Name the number one mistake you see new cannabis companies make when entering the industry.
The number one mistake I see some new cannabis companies make is their minimal focus on patient and staff education. Everyone is on such a hunt to create new products or to open the best new dispensary or grow, all of which is very important of course, that the focus on understanding the science of cannabis may become secondary at best. For example, how many patients (myself included) have expressed a need for anxiety or stress reduction to a "budtender" and have been handed aativa-dominant THC as an option? While there IS great variance in patient response, we can generally say CBD medications and indica leaning THC medications are likely the best first choices for anxiety - yet this problem still persists.

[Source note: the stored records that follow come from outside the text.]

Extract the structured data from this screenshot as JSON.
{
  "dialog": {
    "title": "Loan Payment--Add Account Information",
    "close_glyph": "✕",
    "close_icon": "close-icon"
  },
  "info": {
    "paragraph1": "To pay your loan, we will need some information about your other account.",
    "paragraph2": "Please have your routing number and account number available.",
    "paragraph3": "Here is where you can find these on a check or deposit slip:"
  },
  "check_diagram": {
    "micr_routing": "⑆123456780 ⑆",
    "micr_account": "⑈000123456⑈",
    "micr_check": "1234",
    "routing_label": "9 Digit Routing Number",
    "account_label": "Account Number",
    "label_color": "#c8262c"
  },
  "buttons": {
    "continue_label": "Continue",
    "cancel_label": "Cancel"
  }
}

As another example, greater education in the industry would lead to a better understanding of the values and pitfalls of various extraction methodologies but we still face a great deal of confusion regarding the entourage effect and why it appears to be so valuable to retain as many of the original cannabinoids and terpenes as the plant provides. Information regarding the efficacy of various approaches to cannabis medications should be of utmost importance but is sometimes left out of the picture in the race to "succeed" in business. Don't get me wrong - there are many good companies as well and we all need more (not less) medication options. That said, my advice to new cannabis companies would be - don't make it or sell it if you or your family wouldn't want to consume it for health and wellness and make it a point that you and your staff are always furthering education to the benefit of patients.
What do you see in the future between the cannabis industry and other fields of natural health/medicine?
I truly wish more western healthcare providers had a greater interest in cannabis as medicine, but those that do often have minimal engagement with the cannabis community and little opportunity to learn from the work we've collectively done to assist patients. At this point, when I do provide consultations it's often to physicians themselves. I don't recommend specific medications - I just try to illuminate some of the basics we've learned about the entourage effect, CBD:THC ratios, terpenes, extraction and the variance in physiological response.
My goal with that choice of consultation is to maximize the educational value of my work. I regularly speak with doctors who want to understand more about what we've learned anecdotally in the cannabis world. While it's valuable to read research (especially from other nations where researchers can go further), nothing can replace having engaged with thousands of patients. The future of cannabis is directly tied to how well we as a community engage with the modern healthcare system so as to reduce the stigma and increase our understanding of this amazing plant.